Tumor-infiltrating immune cells associated with improved survival

WEDNESDAY, Dec. 21 (HealthDay News) -- Colorectal cancer patients who have immune cells infiltrating their tumors have fewer signs of metastasis and longer survival than patients who do not, according to a study in the Dec. 22 issue of the New England Journal of Medicine.

Franck Pages, M.D., Ph.D., of the University Paris 6, France, and colleagues studied pathological signs of early metastatic invasion in 959 specimens of resected colorectal cancer.
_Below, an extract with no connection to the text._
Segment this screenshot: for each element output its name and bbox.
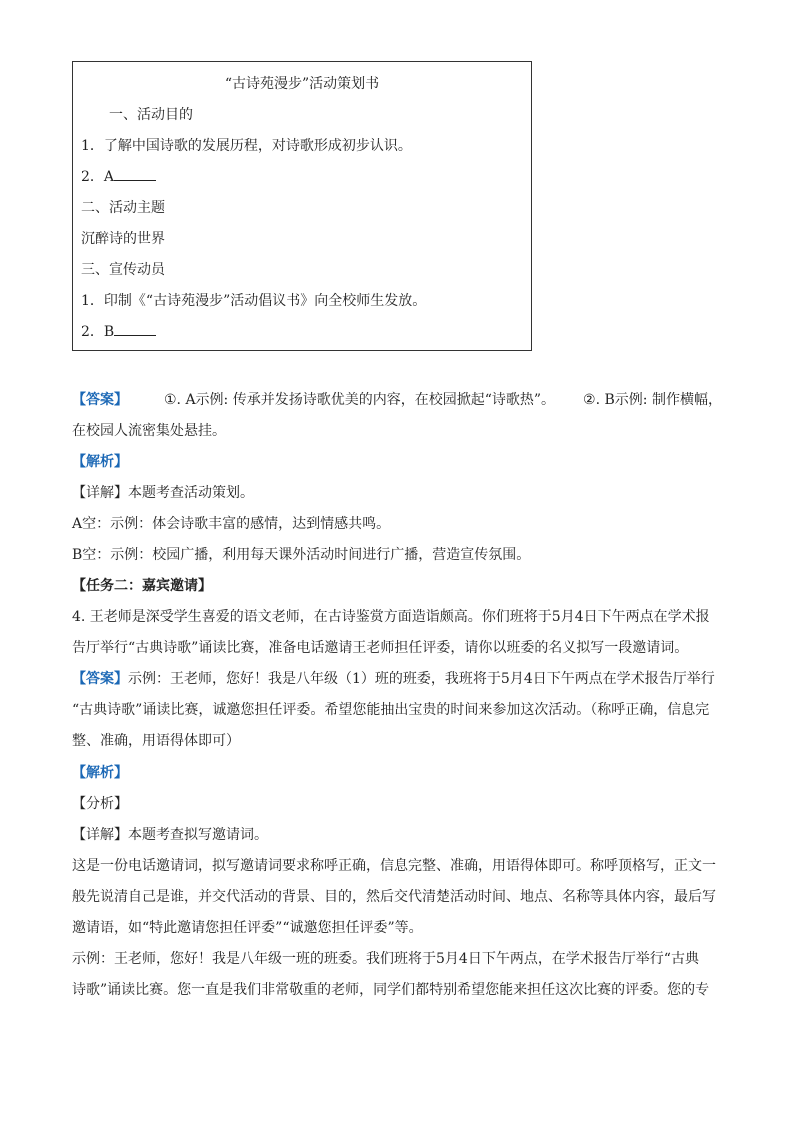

The researchers found that the presence of high levels of infiltrating memory CD45RO+ cells correlated with the absence of signs of early metastatic invasion, less advanced disease and longer survival.

"Signs of an immune response within colorectal cancers are associated with the absence of pathological evidence of early metastatic invasion and with prolonged survival," the authors write.

In an accompanying editorial, Giorgio Parmiani, M.D., of the Istituto Nazionale Tumori in Milan, Italy, writes that the clinical response to immunotherapy for metastatic colorectal cancer remains unsatisfactory.

"The notion that tumor-specific cytotoxic T cells control tumor growth by clearing early micrometastases, if further substantiated, may help in the design of new trials of immunotherapy in patients with early disease or patients made disease-free by surgery," Parmiani writes.